Zambia is a lesson of striving and winning. A story that teaches us that if you want it you will get it. You cannot dispute that watching the matches that these “underdogs” played was quite inspiring. None of the Copper Belt players was as well known as those from Ghana and Ivory Coast – Didier Drogba, Kolo and Yaya Toure, Asamoah Gyan, Solomon Kalou, etc.
Zambia’s brilliant goalkeeper, Kennedy Mweene, said their coach Herve Renard advised them not to fear the superstars.  He is an athletic hero who saved fantastic attacks from strikers like Arsenal’s Gervais Kouassi known as Gervinho.
Zambia's legendary leader Keneth Kaunda laid down foundations for football in his country. He was seen in the match.
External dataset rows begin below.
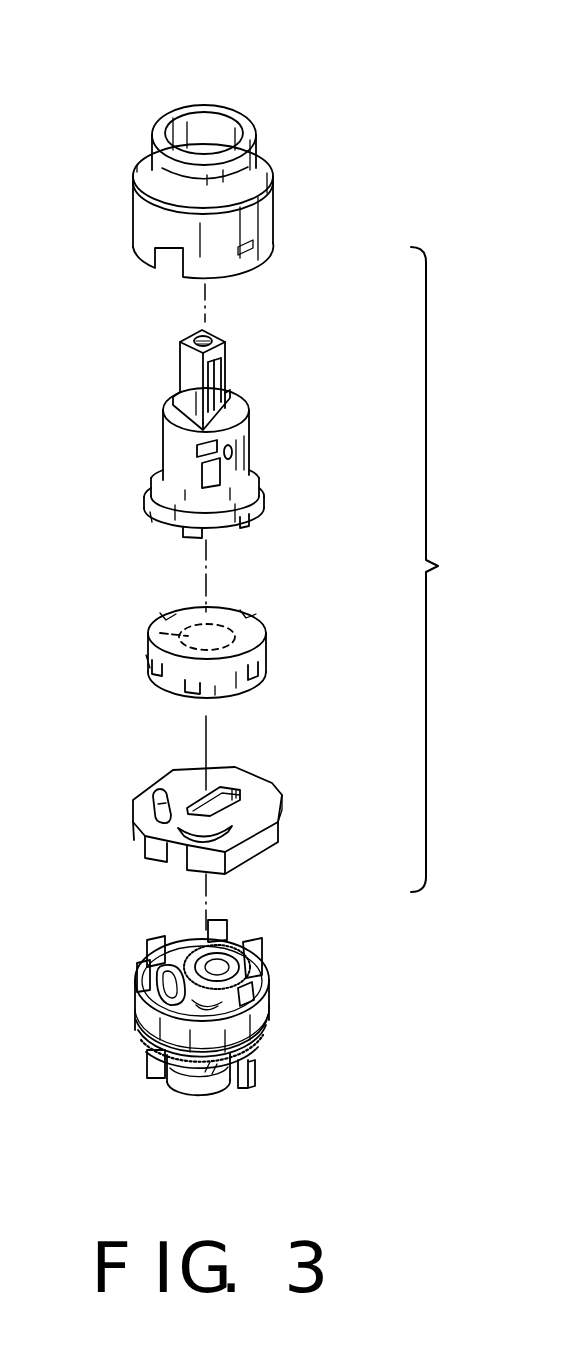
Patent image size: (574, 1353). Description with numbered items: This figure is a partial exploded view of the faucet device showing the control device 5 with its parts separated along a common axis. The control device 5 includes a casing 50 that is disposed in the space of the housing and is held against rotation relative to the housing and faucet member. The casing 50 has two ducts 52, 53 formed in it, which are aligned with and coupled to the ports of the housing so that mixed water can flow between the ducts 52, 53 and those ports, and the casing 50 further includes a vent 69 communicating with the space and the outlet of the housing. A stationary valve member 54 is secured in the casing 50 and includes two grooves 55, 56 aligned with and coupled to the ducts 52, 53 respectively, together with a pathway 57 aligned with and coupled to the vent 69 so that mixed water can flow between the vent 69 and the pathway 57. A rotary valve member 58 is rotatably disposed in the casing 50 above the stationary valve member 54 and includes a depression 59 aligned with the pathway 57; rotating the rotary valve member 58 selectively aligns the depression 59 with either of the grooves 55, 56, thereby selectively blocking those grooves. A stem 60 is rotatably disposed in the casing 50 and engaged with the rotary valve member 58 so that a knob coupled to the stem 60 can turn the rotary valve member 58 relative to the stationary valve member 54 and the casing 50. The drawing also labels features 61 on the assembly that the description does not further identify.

The control device 5 is at (323, 110).
The casing 50 is at (148, 218).
The stem 60 is at (222, 375).
The engaging projections 61 is at (148, 657).
The depression 59 is at (223, 633).
The rotary valve member 58 is at (158, 677).
The groove 55 is at (160, 800).
The pathway 57 is at (224, 800).
The stationary valve member 54 is at (157, 847).
The groove 56 is at (232, 828).
The duct 52 is at (150, 1064).
The duct 53 is at (198, 1078).
The vent 69 is at (243, 993).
One of a few African chiefs to have resigned peaceful. His legacy remains.

This is the main point. Is too much wealth good for you? Can money and fame win you happiness and success?  How come determination and discipline won the African trophy? And how come millionaire singers continue to die prematurely in dismaying, self destructive, sad circumstances? What lacks in the lives of artists who seem to have the world at their feet  - Michael Jackson, Amy Winehouse and Whitney Houston? - And what made Chipolopolo- unknown and under-estimated team defeat mighty millionaire celebrities?